United Nations officials say the world is rising to the challenge of providing assistance to victims of the Indian Ocean tsunami. One-point-eight-million people are in need of food aid, a million of them in Indonesia.
One week after the tsunami struck, U.N. emergency relief coordinator Jan Egeland says he's optimistic the world community can meet the enormous challenge of providing aid to victims.
He says the $2 billion in pledges of assistance from more than 40 countries is being boosted by a huge outpouring of generosity from non-governmental organizations and private individuals.
"The international system is working," he said. "The hundreds of relief organizations now involved are taking coordination, and they are looking to the United Nations system for overall coordination, and the Red Cross federation for all of the coordination within the Red Cross and Red Crescent system."

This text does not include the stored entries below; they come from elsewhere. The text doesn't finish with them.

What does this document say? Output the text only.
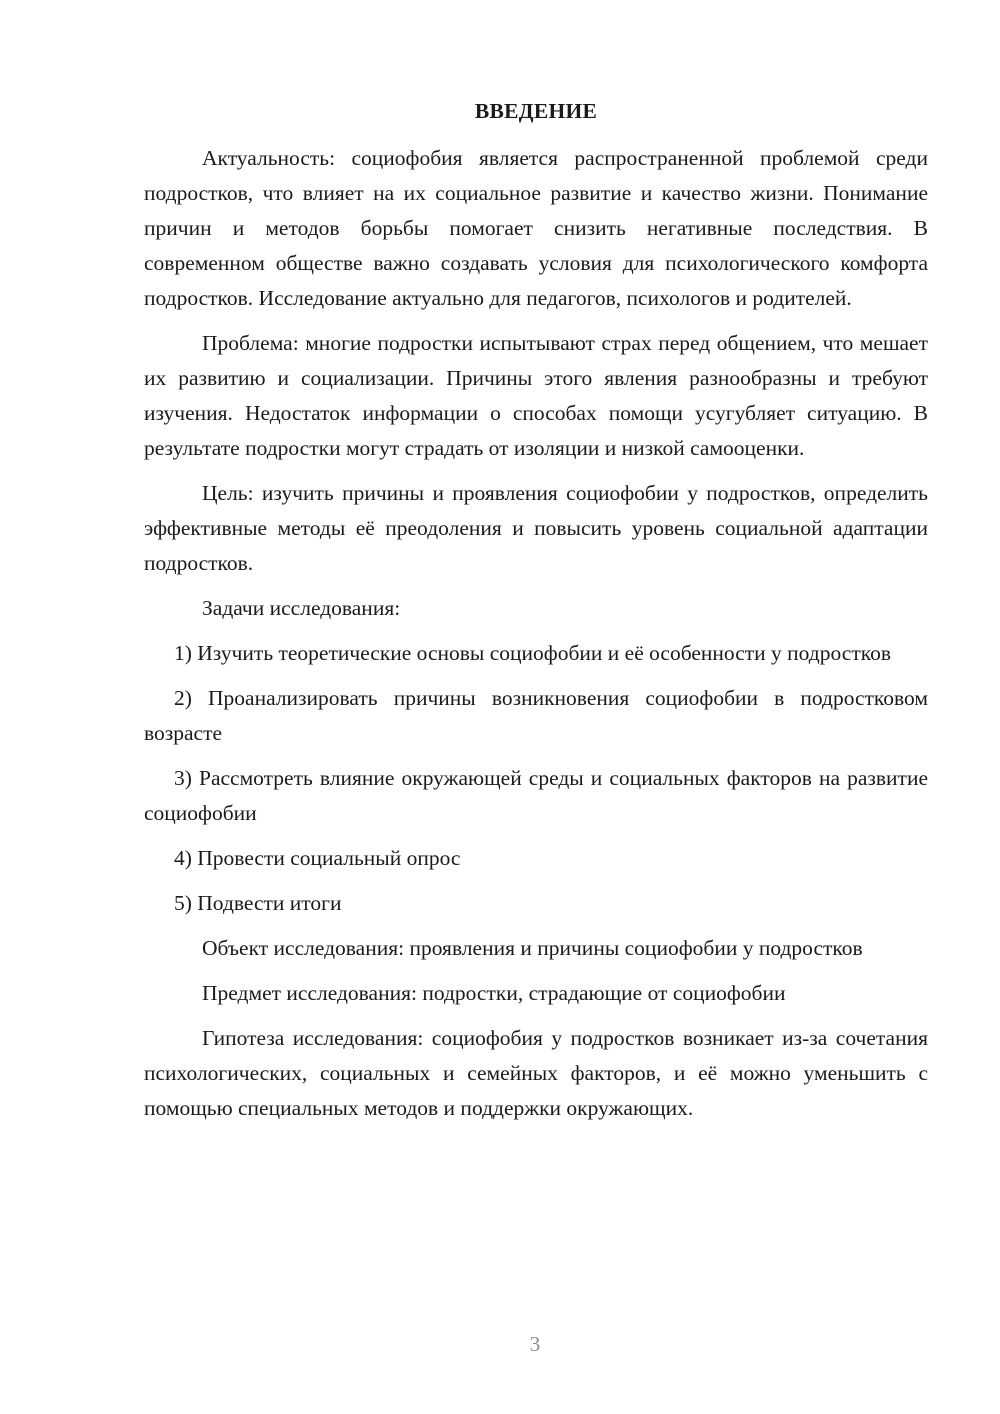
ВВЕДЕНИЕ

Актуальность: социофобия является распространенной проблемой среди подростков, что влияет на их социальное развитие и качество жизни. Понимание причин и методов борьбы помогает снизить негативные последствия. В современном обществе важно создавать условия для психологического комфорта подростков. Исследование актуально для педагогов, психологов и родителей.

Проблема: многие подростки испытывают страх перед общением, что мешает их развитию и социализации. Причины этого явления разнообразны и требуют изучения. Недостаток информации о способах помощи усугубляет ситуацию. В результате подростки могут страдать от изоляции и низкой самооценки.

Цель: изучить причины и проявления социофобии у подростков, определить эффективные методы её преодоления и повысить уровень социальной адаптации подростков.

Задачи исследования:

1) Изучить теоретические основы социофобии и её особенности у подростков

2) Проанализировать причины возникновения социофобии в подростковом возрасте

3) Рассмотреть влияние окружающей среды и социальных факторов на развитие социофобии

4) Провести социальный опрос

5) Подвести итоги

Объект исследования: проявления и причины социофобии у подростков

Предмет исследования: подростки, страдающие от социофобии

Гипотеза исследования: социофобия у подростков возникает из-за сочетания психологических, социальных и семейных факторов, и её можно уменьшить с помощью специальных методов и поддержки окружающих.

3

Mr. Egeland said the United Nations, in cooperation with the U.S. military, has set up a world-wide command center at a U.S. air base in Thailand to coordinate what he called the biggest humanitarian effort ever. As the relief effort enters its second week, he said, officials have a "pretty good" overview of total needs.
Mr. Egeland said relief could reach 700,000 victims in Sri Lanka within the next three days. But he said the overall estimate of victims has risen to 1.8 million, most in Indonesia.
He pinpointed the west Indonesian island of Sumatra as the main area where logistical bottlenecks still prevent aid from reaching the neediest victims.
"The challenge in Indonesia is in a class of its own, still. We are, however, making big progress," he said. "Now 50 aid groups are operating in Banda Aceh, which was the epicenter of catastrophe, together with other communities on the northern Sumatra coast, and in Aceh."
Mr. Egeland praised humanitarian groups, such as Oxfam and Doctors Without Borders, that have launched massive operations to get water to people stranded in Banda Aceh.
He also noted the special contribution from countries, which have sent helicopters and heavy equipment to air drop aid to remote areas, where roads have been destroyed.
"Those helicopters now ferrying out relief to isolated villages on the Sumatra coast from the United States and from other partner countries, those helicopters are worth their weight in gold," he said.
U.N. officials say Secretary-General Kofi Annan will travel to the region later in the week. His first stop will be Jakarta for a meeting of several world leaders to discuss relief needs. He will then visit both Sumatra and Sri Lanka.
Mr. Annan told the U.S. ABC television program, This Week, Sunday, it could take up to 10 years for some countries to recover from the tsunami.
"It will differ from country to country, but my own sense is, you probably have five-to-10 years, and billions-of-dollars, because the devastation is enormous," he said.
Officials say Mr. Annan and other leaders will make a flash appeal for additional aid during their meeting in Jakarta this week. But the amount of that appeal is expected to be less than the $2 billion-plus already pledged.